Another strike is that the hero, Naga, is supposed to be very cool and bad ass. Groovy. Now, while I'm all in favor of letting a character have moments of vulnerability, I know as a writer that you have to be careful. If your character spends most of a book helpless, embarrassed, injured, or unconscious, the reader is not going to believe your character is bad-ass no matter how many times you say "Ooo! Looky! Special ninja training and biiig scary weapons!"

In short, if your main character spends the whole book with indigestion, either throwing up or hunkering over the chamberpot, or picking his riding sores, or having repeated painful siezures that lay him on his ass for a whole chapter every single time, or having flashbacks to his Formative Traumatic Event ™, then you have a problem.

This could all be overcome with an engaging narrative voice, brisk pacing, clean structure, and other interesting characters. Yet these features are not offered with this model.

The plot is one of those where, just when something is about to happen, it doesn't. And when something does happen, it is confusing and hard to understand, and you have to read it twice before you can figure out what the heck is going on, so you're actually glad things don't happen more often because that makes it easier to care.

The other characters might be interesting. The writing is too self-aware and cleverly convoluted to really allow us to take time off from trying to figure out what in Hell is going on to actually care.

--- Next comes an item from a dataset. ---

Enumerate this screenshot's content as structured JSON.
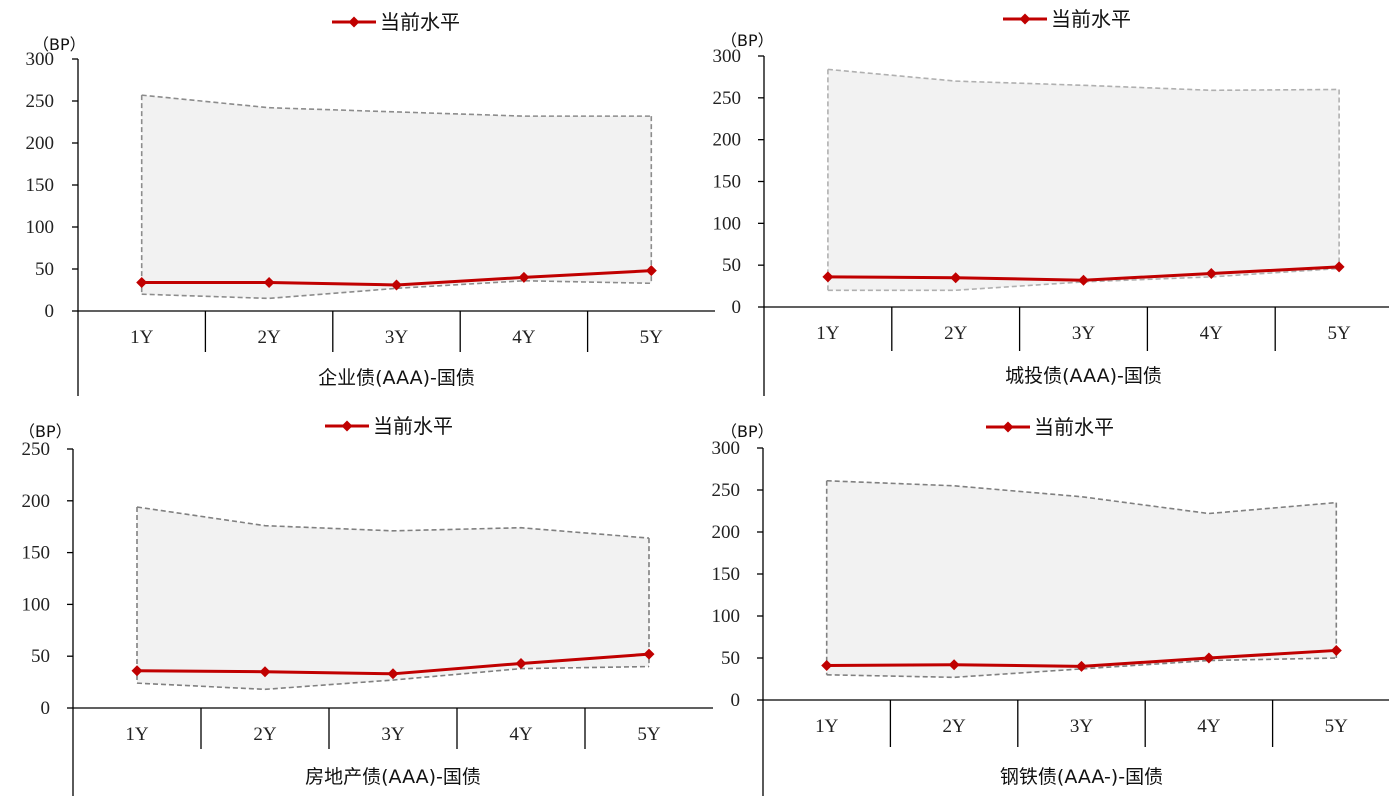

Add to this the poorly-realized demi-romance between the main character and his liege. Now, I don't have a problem with romance when it's done well. I'm so much a sucker for it, actually, that you could hang me off a picture window if you put a romantic fantasy novel in my hands. This was just . . . what the hell do these characters see in each other? One is incomprehensible and vague, which is always sexy, the other one is the poster boy for Wise Young Ruler Guy, yet the author fails to make these traits intriguing, and instead just lets them be tiresome.

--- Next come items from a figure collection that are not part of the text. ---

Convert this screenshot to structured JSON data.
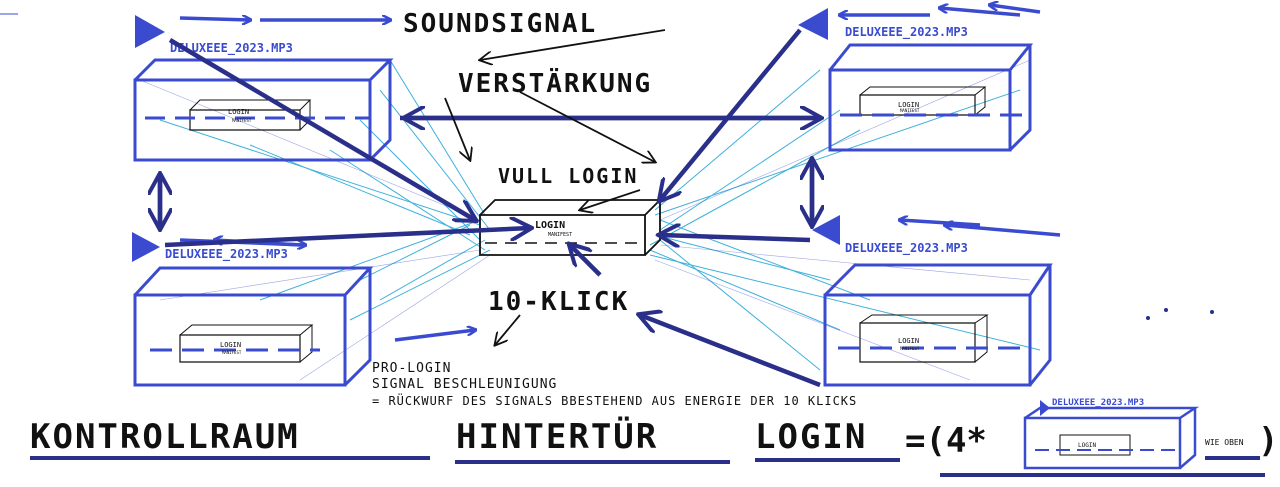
{
  "colors": {
    "blue": "#3a4bd0",
    "navy": "#2a2f8a",
    "cyan": "#2aa8d8",
    "ink": "#111111",
    "background": "#ffffff"
  },
  "labels": {
    "soundsignal": "SOUNDSIGNAL",
    "verstaerkung": "VERSTÄRKUNG",
    "vull_login": "VULL LOGIN",
    "klick": "10-KLICK",
    "pro_login": "PRO-LOGIN",
    "signal_beschleunigung": "SIGNAL BESCHLEUNIGUNG",
    "rueckwurf": "= RÜCKWURF DES SIGNALS BBESTEHEND AUS ENERGIE DER 10 KLICKS"
  },
  "boxes": [
    {
      "file": "DELUXEEE_2023.MP3",
      "inner_label": "LOGIN"
    },
    {
      "file": "DELUXEEE_2023.MP3",
      "inner_label": "LOGIN"
    },
    {
      "file": "DELUXEEE_2023.MP3",
      "inner_label": "LOGIN"
    },
    {
      "file": "DELUXEEE_2023.MP3",
      "inner_label": "LOGIN"
    }
  ],
  "center_box": {
    "label": "LOGIN",
    "sublabel": "MANIFEST"
  },
  "inner_sublabel": "MANIFEST",
  "footer": {
    "kontrollraum": "KONTROLLRAUM",
    "hintertuer": "HINTERTÜR",
    "login": "LOGIN",
    "formula": "=(4*",
    "close": ")",
    "mini_file": "DELUXEEE_2023.MP3",
    "mini_label": "LOGIN",
    "wie_oben": "WIE OBEN"
  }
}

They spend a lot of time having really intense feelings of friendship for each other, which I think is really, really cool, because there's not enough written about guys being friends. But it's clear that there is an undercurrent of something more . . . like they're both just waiting around for the other to put on the Barry White and make the first move.

Jesus, Lady. If you're going to imply something that heavily, you might as well come out and say it. The characters wrestle naked and wash each other's butts, and the main character sleeps in his liege's bed. It's okay to say they're totally queer for each other. We get it. Maybe back in 1987, before homosexuality in books had been invented by Harry Potter, it was a shock for people to think about two men having sex. Those were the dark ages. The author or her editor might have been afraid of traumatizing someone who didn't know that gay sex even existed. But thanks to a tireless P.R. campaign by the Republican party, now everyone knows about gay sex and its thrill-a-minute racecar appeal, and so this book's undercurrent of poop-smeared desert midget/hairy blonde guy lust fails to shock. Except by being poorly rendered. That's always kind of shocking.

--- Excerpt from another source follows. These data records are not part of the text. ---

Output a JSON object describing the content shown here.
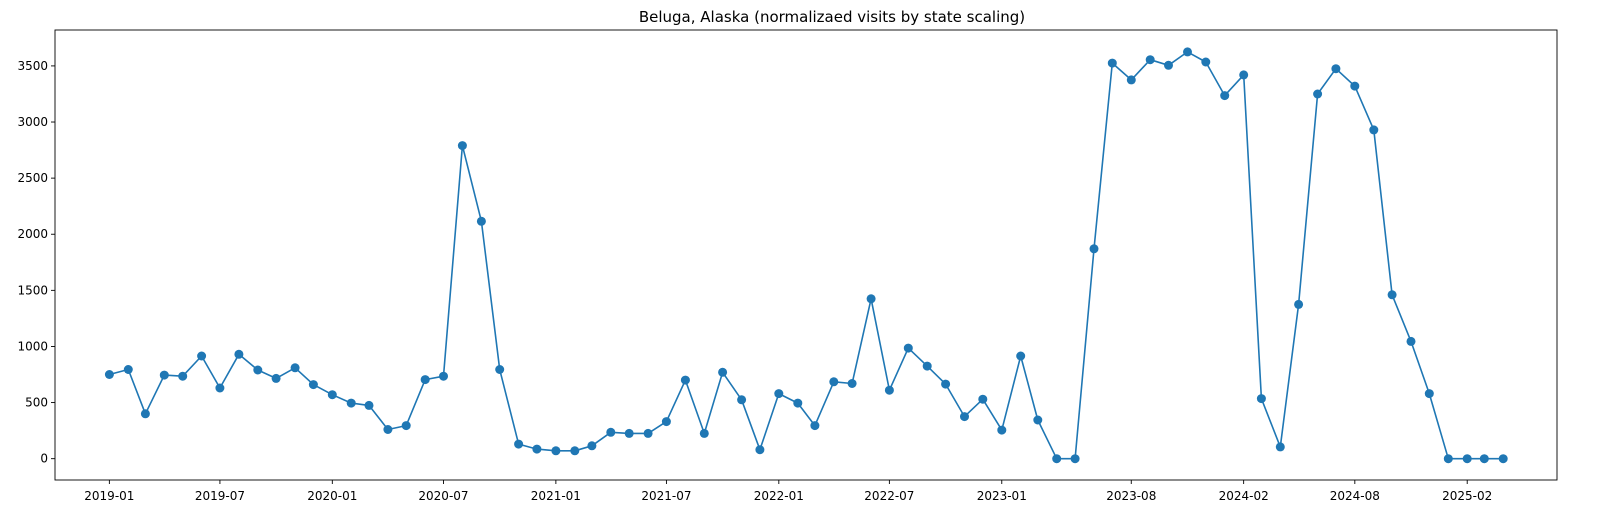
{
  "chart_data": {
    "type": "line",
    "title": "Beluga, Alaska (normalizaed visits by state scaling)",
    "xlabel": "",
    "ylabel": "",
    "markers": true,
    "grid": false,
    "color": "#1f77b4",
    "xlim": [
      "2018-10-04",
      "2025-06-28"
    ],
    "ylim": [
      -190,
      3820
    ],
    "x_ticks": [
      "2019-01",
      "2019-07",
      "2020-01",
      "2020-07",
      "2021-01",
      "2021-07",
      "2022-01",
      "2022-07",
      "2023-01",
      "2023-08",
      "2024-02",
      "2024-08",
      "2025-02"
    ],
    "y_ticks": [
      0,
      500,
      1000,
      1500,
      2000,
      2500,
      3000,
      3500
    ],
    "series": [
      {
        "x": [
          "2019-01",
          "2019-02",
          "2019-03",
          "2019-04",
          "2019-05",
          "2019-06",
          "2019-07",
          "2019-08",
          "2019-09",
          "2019-10",
          "2019-11",
          "2019-12",
          "2020-01",
          "2020-02",
          "2020-03",
          "2020-04",
          "2020-05",
          "2020-06",
          "2020-07",
          "2020-08",
          "2020-09",
          "2020-10",
          "2020-11",
          "2020-12",
          "2021-01",
          "2021-02",
          "2021-03",
          "2021-04",
          "2021-05",
          "2021-06",
          "2021-07",
          "2021-08",
          "2021-09",
          "2021-10",
          "2021-11",
          "2021-12",
          "2022-01",
          "2022-02",
          "2022-03",
          "2022-04",
          "2022-05",
          "2022-06",
          "2022-07",
          "2022-08",
          "2022-09",
          "2022-10",
          "2022-11",
          "2022-12",
          "2023-01",
          "2023-02",
          "2023-03",
          "2023-04",
          "2023-05",
          "2023-06",
          "2023-07",
          "2023-08",
          "2023-09",
          "2023-10",
          "2023-11",
          "2023-12",
          "2024-01",
          "2024-02",
          "2024-03",
          "2024-04",
          "2024-05",
          "2024-06",
          "2024-07",
          "2024-08",
          "2024-09",
          "2024-10",
          "2024-11",
          "2024-12",
          "2025-01",
          "2025-02",
          "2025-03",
          "2025-04"
        ],
        "y": [
          750,
          795,
          400,
          745,
          735,
          915,
          630,
          930,
          790,
          715,
          810,
          660,
          570,
          495,
          475,
          260,
          295,
          705,
          735,
          2790,
          2115,
          795,
          130,
          85,
          70,
          70,
          115,
          235,
          225,
          225,
          330,
          700,
          225,
          770,
          525,
          80,
          580,
          495,
          295,
          685,
          670,
          1425,
          610,
          985,
          825,
          665,
          375,
          530,
          255,
          915,
          345,
          0,
          0,
          1870,
          3525,
          3375,
          3555,
          3505,
          3625,
          3535,
          3235,
          3420,
          535,
          105,
          1375,
          3250,
          3475,
          3320,
          2930,
          1460,
          1045,
          580,
          0,
          0,
          0,
          0
        ]
      }
    ]
  }
}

I'm sorry. I got kind of carried away there. I'm not saying the author doesn't have talent. She does. Quite a bit, actually, if she could just let her prose breathe instead of trying desperately to make it be all meaningful and pretty. But her talent is not enough. If she'd been more interested in serving the demands of plot and character, and less interested in the sound of her own voice, it might have succeeded. As it is . . . nope. Sorry.

She hasn't published anything under this name beyond this book and its sequel, and both are out of print, so . . . self-correcting problem, I suppose.

I'm going to read its sequel, but only because I have it and I paid money for it, so I can't "waste" it.

I'm going to read something else first, though.